We create a conversational loop with a complete memory that retrieves relevant memories before generating responses. We dynamically inject personal context into the system's information and store each new exchange back into long-term memory. We simulate a multi-opportunity session to demonstrate ongoing context and personalization in action.

console.rule("[bold cyan]MODULE 6: Multi-User Memory Isolation[/bold cyan]")


USER_BOB = "bob_tutorial"


bob_conversations = [
   [
       {"role": "user", "content": "I'm Bob, a data scientist specializing in computer vision and PyTorch."},
       {"role": "assistant", "content": "Great to meet you Bob!"}
   ],
   [
       {"role": "user", "content": "I prefer Jupyter notebooks over VS Code, and I use Vim keybindings."},
       {"role": "assistant", "content": "Classic setup for data science work!"}
   ],
]


for convo in bob_conversations:
   memory.add(convo, user_id=USER_BOB)


print("n🔐 Testing memory isolation between Alice and Bob:n")


test_query = "What programming tools does this user prefer?"


alice_results = memory.search(query=test_query, user_id=USER_ID, limit=3)
bob_results = memory.search(query=test_query, user_id=USER_BOB, limit=3)


print("👩 Alice's memories:")
for r in alice_results.get("results", []):
   print(f"   • {r['memory']}")


print("n👨 Bob's memories:")
for r in bob_results.get("results", []):
   print(f"   • {r['memory']}")

We demonstrate user-level memory partitioning by introducing a second user with different preferences. We store separate chat data and ensure that searches are always entered on the correct user_id. We ensure that memory namespaces are separated, ensuring secure deployment of multiple user agents.

print("n✅ Memory isolation confirmed — users cannot see each other's data.")
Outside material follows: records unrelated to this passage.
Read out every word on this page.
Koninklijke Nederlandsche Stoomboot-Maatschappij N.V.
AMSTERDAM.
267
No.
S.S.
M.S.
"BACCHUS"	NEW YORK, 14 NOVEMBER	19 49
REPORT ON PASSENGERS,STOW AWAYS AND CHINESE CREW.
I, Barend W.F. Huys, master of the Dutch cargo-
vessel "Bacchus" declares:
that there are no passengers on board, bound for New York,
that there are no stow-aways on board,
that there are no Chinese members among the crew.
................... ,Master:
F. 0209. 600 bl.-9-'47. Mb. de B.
console.rule("[bold cyan]MODULE 7: Custom Configuration[/bold cyan]")


custom_config = {
   "llm": {
       "provider": "openai",
       "config": {
           "model": "gpt-4.1-nano-2025-04-14",
           "temperature": 0.1,
           "max_tokens": 2000,
       }
   },
   "embedder": {
       "provider": "openai",
       "config": {
           "model": "text-embedding-3-small",
       }
   },
   "vector_store": {
       "provider": "chroma",
       "config": {
           "collection_name": "advanced_tutorial_v2",
           "path": "/tmp/chroma_advanced",
       }
   },
   "version": "v1.1"
}


custom_memory = Memory.from_config(custom_config)


print(Panel(
   "[green]✓ Custom memory instance created[/green]n"
   "  • LLM: gpt-4.1-nano with temperature=0.1n"
   "  • Embedder: text-embedding-3-smalln"
   "  • Vector Store: ChromaDB at /tmp/chroma_advancedn"
   "  • Collection: advanced_tutorial_v2",
   title="Custom Config Applied", border_style="magenta"
))


custom_memory.add(
   [{"role": "user", "content": "I'm a researcher studying neural plasticity and brain-computer interfaces."}],
   user_id="researcher_01"
)


result = custom_memory.search("What field does this person work in?", user_id="researcher_01", limit=2)
print("n🔍 Custom memory search result:")
for r in result.get("results", []):
   print(f"   • {r['memory']}")


console.rule("[bold cyan]MODULE 8: Memory History[/bold cyan]")


all_alice = memory.get_all(user_id=USER_ID)
alice_memories = all_alice.get("results", [])


table = Table(title=f"📋 Full Memory Profile: {USER_ID}", show_lines=True, width=90)
table.add_column("#", style="dim", width=3)
table.add_column("Memory ID", style="cyan", width=12)
table.add_column("Memory Content", style="white")
table.add_column("Created At", style="yellow", width=12)


for i, mem in enumerate(alice_memories):
   mem_id = mem["id"][:8] + "..."
   created = mem.get("created_at", "N/A")
   if created and created != "N/A":
       try:
           created = datetime.fromisoformat(created.replace("Z", "+00:00")).strftime("%m/%d %H:%M")
       except:
           created = str(created)[:10]
   table.add_row(str(i+1), mem_id, mem["memory"], created)


console.print(table)


console.rule("[bold cyan]MODULE 9: Memory Deletion[/bold cyan]")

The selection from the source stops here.